LE DISUGUAGLIANZE CAMBIANO VOLTO

Secondo il report, rispetto al 2022 cambia anche la percezione delle disuguaglianze. Calano leggermente quelle legate all’aumento della povertà (57%, -4 punti), alla precarietà lavorativa (45%, -3) e alla mancanza di opportunità per i giovani (44%, -10). Al contrario, crescono le preoccupazioni per l’accesso ai servizi sanitari di qualità, indicato dal 41% degli intervistati (+9 punti), per le difficoltà abitative (+8 punti, al 26%) e per le discriminazioni di genere (+1, al 30%). Il messaggio è chiaro: il problema non è solo il reddito, ma l’accesso equo ai diritti fondamentali.

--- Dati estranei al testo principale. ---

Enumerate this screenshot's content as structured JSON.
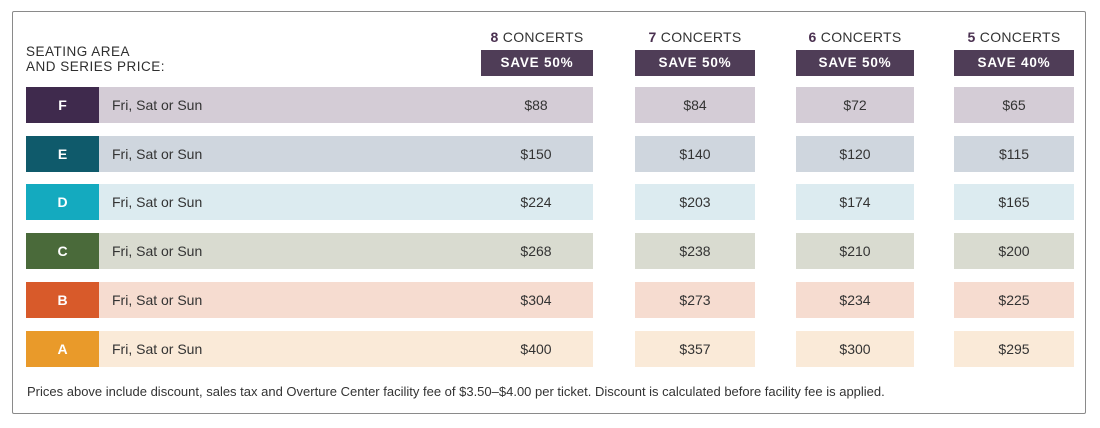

Il sentimento diffuso di diseguaglianza si accompagna a un’acuta percezione delle fratture sociali. In cima alla lista delle divisioni avvertite dagli italiani c’è quella tra ricchi e poveri (66%, +5 punti), seguita da quella tra “onesti e furbetti” (62%) e dal divario tra popolo ed élite (59%). Anche le distanze tra lavoro stabile e precario, tra italiani e immigrati, tra chi paga le tasse e chi è libero da obblighi fiscali si fanno sentire con forza, tutte attorno al 49-46%. Cresce anche la percezione del conflitto tra il diritto alla salute e le imposizioni sanitarie (42%, +6).

CRESCE IL SENSO DI “DECLINO” NEL CETO MEDIO

Il ceto medio, un tempo motore di mobilità e stabilità, oggi si frammenta: se il 34% si definisce “ceto medio stabile” (in aumento di 7 punti), il 34% si sente invece parte di un “ceto medio in declino”, in calo di 5 punti. Preoccupa soprattutto l’aumento di chi si percepisce in caduta libera: il 7% si definisce parte della “lower class”, chi ha meno del necessario per vivere, mentre cresce la fascia del ceto fragile (18%). All’interno di quest’ultimo gruppo, è fortemente aumentata – di ben 15 punti – la percentuale di chi ritiene che i figli finiranno in una posizione sociale peggiore rispetto alla propria.

Per Simone Gamberini, presidente di Legacoop, i dati delineano un quadro preoccupante: “Emergono con chiarezza i segni di una società polarizzata e immobilizzata, in cui cresce il divario e si spegne la speranza di un miglioramento futuro, soprattutto tra le fasce più popolari”. Di fronte a questa situazione, Gamberini lancia un appello: “È tempo di approvare un piano nazionale per l’economia sociale. Serve una risposta strutturale, capace di restituire fiducia e prospettive alle famiglie italiane, soprattutto alle nuove generazioni”.